MONTAGNE: You know, Hillary Clinton's campaign based ads on Donald Trump's publicly deriding women and their looks, especially one ad was - became very well-known, even if people didn't see it. And it was about young girls looking in the mirror, and you were hearing things that Donald Trump had said. But yet, as we know, plenty of women voted for him.
POVICH: Well, I mean, we - we've talked about in the past elections of people voting against their self-interests. And I think that it's interesting. People say, oh, well, you know, it was really more about the economy because of the working class and the loss of jobs and things like that. Well, women have economic issues, too - the equal pay, paid leave, you know, healthcare. And yet, you know, we find that a lot of women who didn't think he was fit for the presidency also voted for him. So there is this disconnect between people voting for their self-interests. And it sort of indicates to me that, you know, it's - we're back in the culture wars more than the economic situation.

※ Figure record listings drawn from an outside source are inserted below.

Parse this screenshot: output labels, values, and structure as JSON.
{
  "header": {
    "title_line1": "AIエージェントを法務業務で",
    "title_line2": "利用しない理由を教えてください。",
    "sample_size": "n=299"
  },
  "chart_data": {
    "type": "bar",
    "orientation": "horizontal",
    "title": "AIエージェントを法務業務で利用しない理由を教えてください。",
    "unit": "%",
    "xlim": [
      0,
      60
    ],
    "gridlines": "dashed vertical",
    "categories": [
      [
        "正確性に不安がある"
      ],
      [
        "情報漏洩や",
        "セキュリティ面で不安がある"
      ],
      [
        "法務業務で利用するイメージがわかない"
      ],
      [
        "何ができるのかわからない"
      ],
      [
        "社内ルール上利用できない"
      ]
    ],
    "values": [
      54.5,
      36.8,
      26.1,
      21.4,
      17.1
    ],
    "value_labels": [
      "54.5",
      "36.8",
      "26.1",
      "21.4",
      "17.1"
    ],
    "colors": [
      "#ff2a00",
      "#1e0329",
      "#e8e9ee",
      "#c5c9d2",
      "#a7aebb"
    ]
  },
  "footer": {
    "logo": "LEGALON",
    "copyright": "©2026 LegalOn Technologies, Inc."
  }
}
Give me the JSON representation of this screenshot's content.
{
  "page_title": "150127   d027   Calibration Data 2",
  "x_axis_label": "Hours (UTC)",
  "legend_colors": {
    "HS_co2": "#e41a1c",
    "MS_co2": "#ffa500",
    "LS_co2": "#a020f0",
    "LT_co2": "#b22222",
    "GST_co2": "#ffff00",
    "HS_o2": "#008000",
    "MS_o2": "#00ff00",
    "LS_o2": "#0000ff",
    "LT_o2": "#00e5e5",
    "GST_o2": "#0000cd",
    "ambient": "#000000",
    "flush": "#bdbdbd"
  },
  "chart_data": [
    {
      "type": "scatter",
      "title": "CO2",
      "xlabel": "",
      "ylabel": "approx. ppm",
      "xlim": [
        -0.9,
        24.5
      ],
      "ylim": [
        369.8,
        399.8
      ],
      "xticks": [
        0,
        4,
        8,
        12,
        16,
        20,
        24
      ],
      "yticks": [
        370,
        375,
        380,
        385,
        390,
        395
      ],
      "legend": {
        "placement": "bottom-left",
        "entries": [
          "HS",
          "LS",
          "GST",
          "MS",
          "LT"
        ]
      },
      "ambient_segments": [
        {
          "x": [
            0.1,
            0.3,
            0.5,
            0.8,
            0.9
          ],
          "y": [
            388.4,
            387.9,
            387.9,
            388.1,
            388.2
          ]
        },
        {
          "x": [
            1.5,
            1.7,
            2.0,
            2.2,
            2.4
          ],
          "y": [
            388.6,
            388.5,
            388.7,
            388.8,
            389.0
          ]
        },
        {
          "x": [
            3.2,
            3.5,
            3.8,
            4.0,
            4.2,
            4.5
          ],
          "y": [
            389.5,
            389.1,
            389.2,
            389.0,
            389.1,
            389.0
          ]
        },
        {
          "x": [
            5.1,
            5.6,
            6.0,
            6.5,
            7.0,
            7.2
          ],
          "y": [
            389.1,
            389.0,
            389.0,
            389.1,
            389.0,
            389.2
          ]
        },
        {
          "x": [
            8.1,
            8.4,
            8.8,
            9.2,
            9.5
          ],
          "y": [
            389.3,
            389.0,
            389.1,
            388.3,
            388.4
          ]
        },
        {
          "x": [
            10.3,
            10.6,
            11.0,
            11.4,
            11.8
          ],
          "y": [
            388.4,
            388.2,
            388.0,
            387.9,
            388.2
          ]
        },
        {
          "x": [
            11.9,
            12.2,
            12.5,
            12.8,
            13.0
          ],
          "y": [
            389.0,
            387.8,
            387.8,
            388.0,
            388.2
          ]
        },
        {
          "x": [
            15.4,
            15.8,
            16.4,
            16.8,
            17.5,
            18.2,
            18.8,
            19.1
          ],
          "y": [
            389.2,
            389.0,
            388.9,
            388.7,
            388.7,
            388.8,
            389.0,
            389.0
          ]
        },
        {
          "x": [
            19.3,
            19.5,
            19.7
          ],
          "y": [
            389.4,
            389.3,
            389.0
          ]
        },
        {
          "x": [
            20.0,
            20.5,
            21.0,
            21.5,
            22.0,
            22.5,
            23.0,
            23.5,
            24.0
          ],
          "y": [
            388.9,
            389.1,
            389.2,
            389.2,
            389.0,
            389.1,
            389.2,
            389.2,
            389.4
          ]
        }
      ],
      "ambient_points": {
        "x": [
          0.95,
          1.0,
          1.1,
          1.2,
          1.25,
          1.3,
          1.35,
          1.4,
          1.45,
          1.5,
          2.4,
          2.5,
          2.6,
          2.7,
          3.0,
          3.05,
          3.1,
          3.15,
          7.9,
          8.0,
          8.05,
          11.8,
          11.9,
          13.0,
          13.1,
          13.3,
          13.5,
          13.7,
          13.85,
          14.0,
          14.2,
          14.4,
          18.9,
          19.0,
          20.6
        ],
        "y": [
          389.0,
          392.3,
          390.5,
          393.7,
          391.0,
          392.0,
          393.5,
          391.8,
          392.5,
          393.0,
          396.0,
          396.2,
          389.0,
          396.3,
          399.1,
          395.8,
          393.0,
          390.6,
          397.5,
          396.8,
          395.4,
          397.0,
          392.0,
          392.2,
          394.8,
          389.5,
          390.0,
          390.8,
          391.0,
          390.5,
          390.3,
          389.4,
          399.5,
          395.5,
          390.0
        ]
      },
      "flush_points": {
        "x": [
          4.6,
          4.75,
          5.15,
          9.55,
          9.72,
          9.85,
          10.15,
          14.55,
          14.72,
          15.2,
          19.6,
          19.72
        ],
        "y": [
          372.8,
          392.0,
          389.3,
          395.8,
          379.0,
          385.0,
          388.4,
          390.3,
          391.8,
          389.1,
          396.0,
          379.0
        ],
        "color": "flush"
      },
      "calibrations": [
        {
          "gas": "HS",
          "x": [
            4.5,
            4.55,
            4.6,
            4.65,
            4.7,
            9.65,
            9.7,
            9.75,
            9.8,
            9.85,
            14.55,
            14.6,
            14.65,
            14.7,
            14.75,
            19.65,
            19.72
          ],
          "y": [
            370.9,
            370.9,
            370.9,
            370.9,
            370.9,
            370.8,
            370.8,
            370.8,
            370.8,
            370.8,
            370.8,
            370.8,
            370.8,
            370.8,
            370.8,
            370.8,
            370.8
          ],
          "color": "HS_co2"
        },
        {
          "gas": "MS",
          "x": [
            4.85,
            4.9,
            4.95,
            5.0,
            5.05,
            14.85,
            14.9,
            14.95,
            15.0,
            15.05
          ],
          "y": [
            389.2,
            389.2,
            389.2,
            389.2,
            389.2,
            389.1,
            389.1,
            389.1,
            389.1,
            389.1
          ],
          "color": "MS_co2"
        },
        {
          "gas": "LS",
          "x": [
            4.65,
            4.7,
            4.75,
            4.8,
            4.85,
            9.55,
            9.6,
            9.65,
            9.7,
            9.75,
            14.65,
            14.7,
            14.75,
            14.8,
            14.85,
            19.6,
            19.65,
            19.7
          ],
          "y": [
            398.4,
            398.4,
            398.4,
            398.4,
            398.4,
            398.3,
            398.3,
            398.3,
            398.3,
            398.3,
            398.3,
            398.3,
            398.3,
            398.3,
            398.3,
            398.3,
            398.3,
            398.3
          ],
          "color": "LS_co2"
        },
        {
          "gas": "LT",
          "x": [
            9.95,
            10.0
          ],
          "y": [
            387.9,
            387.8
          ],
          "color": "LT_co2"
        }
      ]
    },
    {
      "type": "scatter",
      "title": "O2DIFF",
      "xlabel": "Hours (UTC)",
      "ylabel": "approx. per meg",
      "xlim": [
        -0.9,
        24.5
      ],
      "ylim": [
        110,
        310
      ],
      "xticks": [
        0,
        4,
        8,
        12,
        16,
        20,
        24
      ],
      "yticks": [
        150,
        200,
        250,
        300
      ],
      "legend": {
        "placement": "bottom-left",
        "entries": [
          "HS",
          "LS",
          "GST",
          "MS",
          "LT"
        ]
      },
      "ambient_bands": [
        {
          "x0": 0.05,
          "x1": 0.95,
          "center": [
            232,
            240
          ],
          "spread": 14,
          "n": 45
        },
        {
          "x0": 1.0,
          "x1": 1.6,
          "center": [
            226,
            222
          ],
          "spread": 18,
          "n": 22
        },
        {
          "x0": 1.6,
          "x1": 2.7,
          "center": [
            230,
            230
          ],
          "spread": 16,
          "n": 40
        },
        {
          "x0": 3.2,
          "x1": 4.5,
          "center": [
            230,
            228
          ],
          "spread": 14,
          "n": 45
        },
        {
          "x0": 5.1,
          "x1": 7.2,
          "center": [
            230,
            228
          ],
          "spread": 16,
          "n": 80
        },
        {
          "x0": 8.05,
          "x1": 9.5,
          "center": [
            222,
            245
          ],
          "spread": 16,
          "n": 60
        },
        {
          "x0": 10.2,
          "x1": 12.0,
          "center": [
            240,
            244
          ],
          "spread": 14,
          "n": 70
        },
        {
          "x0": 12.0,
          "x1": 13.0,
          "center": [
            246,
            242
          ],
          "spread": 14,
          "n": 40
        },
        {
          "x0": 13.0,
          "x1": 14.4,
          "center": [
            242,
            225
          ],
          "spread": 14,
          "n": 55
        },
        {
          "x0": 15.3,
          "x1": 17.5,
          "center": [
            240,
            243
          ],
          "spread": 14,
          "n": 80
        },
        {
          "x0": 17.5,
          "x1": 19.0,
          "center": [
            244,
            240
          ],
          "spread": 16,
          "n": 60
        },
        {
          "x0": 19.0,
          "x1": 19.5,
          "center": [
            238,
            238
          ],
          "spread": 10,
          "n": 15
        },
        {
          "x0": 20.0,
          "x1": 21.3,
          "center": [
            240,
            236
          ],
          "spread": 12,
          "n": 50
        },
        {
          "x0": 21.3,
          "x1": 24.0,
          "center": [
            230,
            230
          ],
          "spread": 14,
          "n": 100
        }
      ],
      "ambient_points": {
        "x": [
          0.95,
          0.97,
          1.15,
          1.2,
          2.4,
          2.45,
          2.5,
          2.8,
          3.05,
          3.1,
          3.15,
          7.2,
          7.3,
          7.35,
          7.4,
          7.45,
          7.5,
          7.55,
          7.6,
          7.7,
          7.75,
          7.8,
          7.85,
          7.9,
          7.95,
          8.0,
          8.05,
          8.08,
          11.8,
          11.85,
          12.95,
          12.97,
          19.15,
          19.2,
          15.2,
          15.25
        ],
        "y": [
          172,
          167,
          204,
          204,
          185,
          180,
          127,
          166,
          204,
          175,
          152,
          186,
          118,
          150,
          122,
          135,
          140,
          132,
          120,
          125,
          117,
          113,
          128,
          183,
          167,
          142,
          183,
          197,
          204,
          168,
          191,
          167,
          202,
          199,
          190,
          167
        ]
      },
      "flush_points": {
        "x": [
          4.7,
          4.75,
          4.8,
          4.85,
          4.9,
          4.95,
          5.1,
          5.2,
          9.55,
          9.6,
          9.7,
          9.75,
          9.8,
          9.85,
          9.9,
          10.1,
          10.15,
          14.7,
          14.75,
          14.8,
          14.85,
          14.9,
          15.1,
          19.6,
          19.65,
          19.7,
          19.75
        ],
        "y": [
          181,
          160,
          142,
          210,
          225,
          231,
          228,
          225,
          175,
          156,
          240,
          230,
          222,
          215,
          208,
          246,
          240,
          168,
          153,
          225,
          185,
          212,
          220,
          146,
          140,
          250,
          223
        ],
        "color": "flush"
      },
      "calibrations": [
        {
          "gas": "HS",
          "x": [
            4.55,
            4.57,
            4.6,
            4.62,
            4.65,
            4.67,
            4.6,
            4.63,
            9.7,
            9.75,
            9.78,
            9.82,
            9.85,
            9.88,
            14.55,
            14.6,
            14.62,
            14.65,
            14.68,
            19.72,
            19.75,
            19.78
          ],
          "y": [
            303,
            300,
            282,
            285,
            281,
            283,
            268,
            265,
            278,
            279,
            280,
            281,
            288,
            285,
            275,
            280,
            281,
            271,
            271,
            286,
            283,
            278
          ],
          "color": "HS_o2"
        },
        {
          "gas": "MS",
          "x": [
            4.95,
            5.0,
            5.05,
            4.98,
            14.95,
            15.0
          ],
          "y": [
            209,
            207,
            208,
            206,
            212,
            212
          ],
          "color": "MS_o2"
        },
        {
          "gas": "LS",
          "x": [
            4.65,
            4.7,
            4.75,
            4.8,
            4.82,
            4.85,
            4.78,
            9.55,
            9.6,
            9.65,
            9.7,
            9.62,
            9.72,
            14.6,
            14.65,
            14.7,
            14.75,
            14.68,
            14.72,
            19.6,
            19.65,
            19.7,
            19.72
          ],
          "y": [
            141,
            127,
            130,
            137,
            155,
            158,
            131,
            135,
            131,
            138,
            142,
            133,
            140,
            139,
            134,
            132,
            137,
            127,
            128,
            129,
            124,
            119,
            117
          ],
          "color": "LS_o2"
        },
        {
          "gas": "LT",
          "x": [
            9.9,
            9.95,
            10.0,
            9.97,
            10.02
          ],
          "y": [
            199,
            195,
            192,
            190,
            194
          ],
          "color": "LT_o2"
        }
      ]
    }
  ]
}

MONTAGNE: The fact is women still face some of the same issues today that you faced back in 1970, especially women are paid less. There's a level of gender discrimination. But I'm wondering, is this really a setback - the fact that the glass ceiling was not broken for our country's highest office?
POVICH: Well, I think that it's important to break the final glass ceiling. I just think every ceiling that's been broken to show that a woman can do the job and is qualified for the job is really important. But I have a lot of faith in young women. You know, they have been having a feminist moment for a long time, with their cultural heroes claiming feminism again. And I just believe that they are going to be our hope beyond women of my generation.
MONTAGNE: Lynn Povich wrote the book "The Good Girls Revolt," a landmark gender bias case at Newsweek that has been turned into an Amazon TV series. Thank you very much.